Eu quase não jogo, por isso não, nunca tinha até então pensado no que faria caso ganhasse um grande prémio; para mim era como estar a fazer contas ao dinheiro dos outros.
É muito importante escrevermos o que vamos fazer caso recebamos de repente uma quantia avultada de dinheiro, continuou ela de forma muito séria. Mas isso muito dificilmente vai acontecer, disse, e perguntei-lhe se era uma cena do livro O Segredo. Nada disso. A minha psicóloga, além de ser a melhor psicóloga do mundo, é também a pessoa mais pragmática que conheci e se tem um pingo de esoterismo ou “new age” na suas veias, reserva-o para a sua vida privada.
Foi então que me apresentou a história de uma pessoa que havia ganho 700 e tal mil euros num jackpot e tinha perdido tudo em dois anos, tendo ficado pior do que estava anteriormente, inclusive com os bens penhorados. Aliás, eu testemunhei, por acaso (?), o dia em que chegaram para confiscar um dos seus bens, pois cruzava-me amiúde com essa pessoa (que não era paciente, atenção) nas idas ao consultório.
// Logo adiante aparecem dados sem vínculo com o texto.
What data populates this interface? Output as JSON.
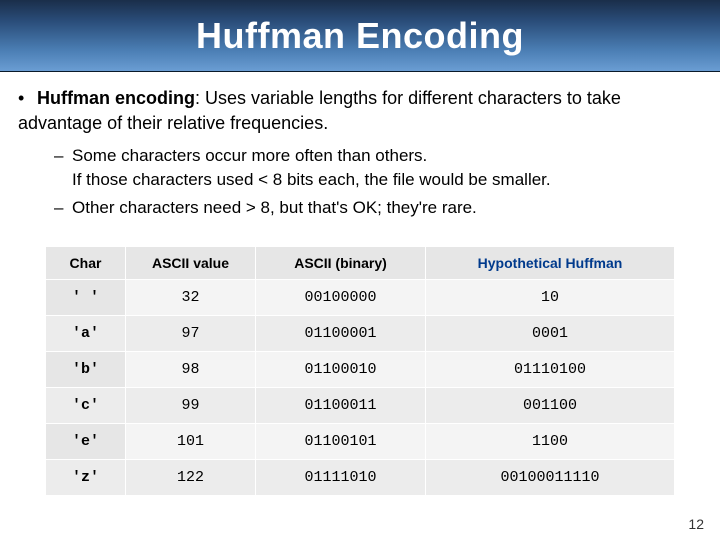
{
  "title": "Huffman Encoding",
  "bullet": {
    "term": "Huffman encoding",
    "desc": ": Uses variable lengths for different characters to take advantage of their relative frequencies."
  },
  "sub": [
    "Some characters occur more often than others.\nIf those characters used < 8 bits each, the file would be smaller.",
    "Other characters need > 8, but that's OK;  they're rare."
  ],
  "chart_data": {
    "type": "table",
    "headers": [
      "Char",
      "ASCII value",
      "ASCII (binary)",
      "Hypothetical Huffman"
    ],
    "rows": [
      {
        "char": "' '",
        "ascii_value": "32",
        "ascii_binary": "00100000",
        "huffman": "10"
      },
      {
        "char": "'a'",
        "ascii_value": "97",
        "ascii_binary": "01100001",
        "huffman": "0001"
      },
      {
        "char": "'b'",
        "ascii_value": "98",
        "ascii_binary": "01100010",
        "huffman": "01110100"
      },
      {
        "char": "'c'",
        "ascii_value": "99",
        "ascii_binary": "01100011",
        "huffman": "001100"
      },
      {
        "char": "'e'",
        "ascii_value": "101",
        "ascii_binary": "01100101",
        "huffman": "1100"
      },
      {
        "char": "'z'",
        "ascii_value": "122",
        "ascii_binary": "01111010",
        "huffman": "00100011110"
      }
    ]
  },
  "page_number": "12"
}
Aquela cena terrível e a história por trás perseguiram-me durante alguns dias. Em suma, a pessoa ganhou o dinheiro, ficou deslumbrada, não traçou um plano, confiou na família errada, perdeu tudo e endividou-se. Mais de 700 mil euros na vida de uma pessoa com filhos criados e sem dívidas nem problemas de saúde dão para muita coisa, pensei, como era possível?!
Não é um assunto sobre o qual haja dados estatísticos, que eu saiba, mas casos destes parecem ser mais frequentes do que imaginamos. O dinheiro, seja a falta ou a abundância, já se sabe, é um dos maiores fatores de desestruturação de uma pessoa e das suas relações, qualquer que seja a sua natureza, pondo a nu todas as fragilidades.
Em Portugal, em particular, temos um problema grave de falta de literacia financeira - veja-se a bolha imobliária que está prestes a rebentar e o elevado número, em comparação com o resto da Europa, de taxas variáveis no crédito à habitação. (Recomendo a este propósito a leitura do artigo Portugal Will Be the First European Housing Bubble To Burst in 2023.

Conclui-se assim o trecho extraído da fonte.